# infrarrojo por puerto paralelo



## niten (Abr 4, 2007)

hola 
kisiera saber si alguien sabe como puedo meter la señal de un foto transistor a mi puerto paralelo?
seria conectarlo a una entrada con un 1 a otra entrada y k cuando le llege luz pase ese 1 a mi segunda entrada, pero como hago k mi programa lea esos pulsos y me los muestre en pantalla con  todo e intervalos de tiempo ?

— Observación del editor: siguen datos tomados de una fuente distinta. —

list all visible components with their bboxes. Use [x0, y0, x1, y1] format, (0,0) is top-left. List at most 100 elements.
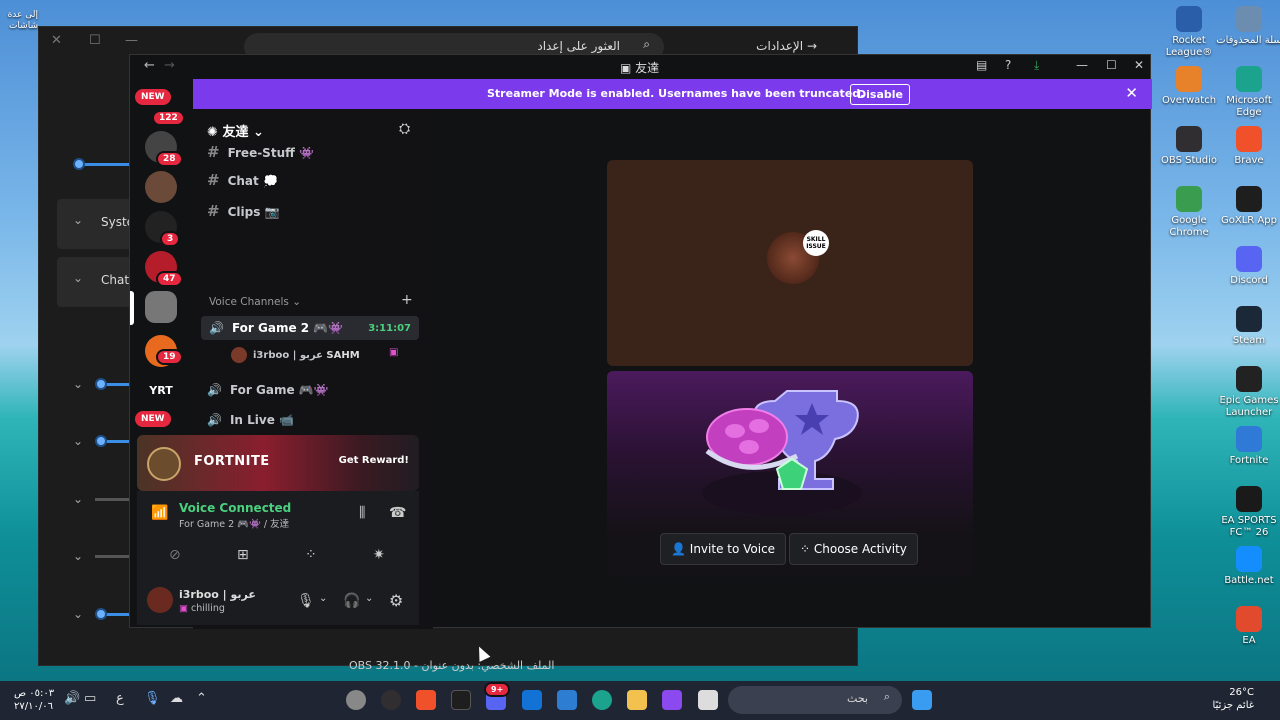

uso visual basic ya que se me hace mas facil

gracias por su atensión.


----------



## MaMu (Abr 4, 2007)

El monatje deberia estar compuesto por un led emisor y un foto transistor. Debes alimentar ambos, pero toma en cuenta, que el cambio, solo se preoduce en el foto transistor, es decir, que cuando recibe la señal luminosa, deja pasar de Colector a Emisor, teniendo este, la sensibilidad en la base. Lo que puedes hacer, es agregar al colector del foto transistor una resistencia de 10K, para obtener diferenciadamente un 1 o un 0. Demas esta decirte, que este debe estar conectada a una entrada para que puedas leer. Un claro ejemplo seria, conectar el emisor a pin D0 y a masa por el ping GND (del 18 al 25). El fototransistor, conectado a GND y la R de 10K conectada a cualquier pin del puerto de estado. Este ultimo es el que deberas leer. Al estar la logica invertida, tu 1 sera cuando circule 0V por esa entrada. Perfectamente puedes invertirlo por software.

Saludos


----------



## niten (Abr 7, 2007)

gracias por tu ayuda
   
saludos


----------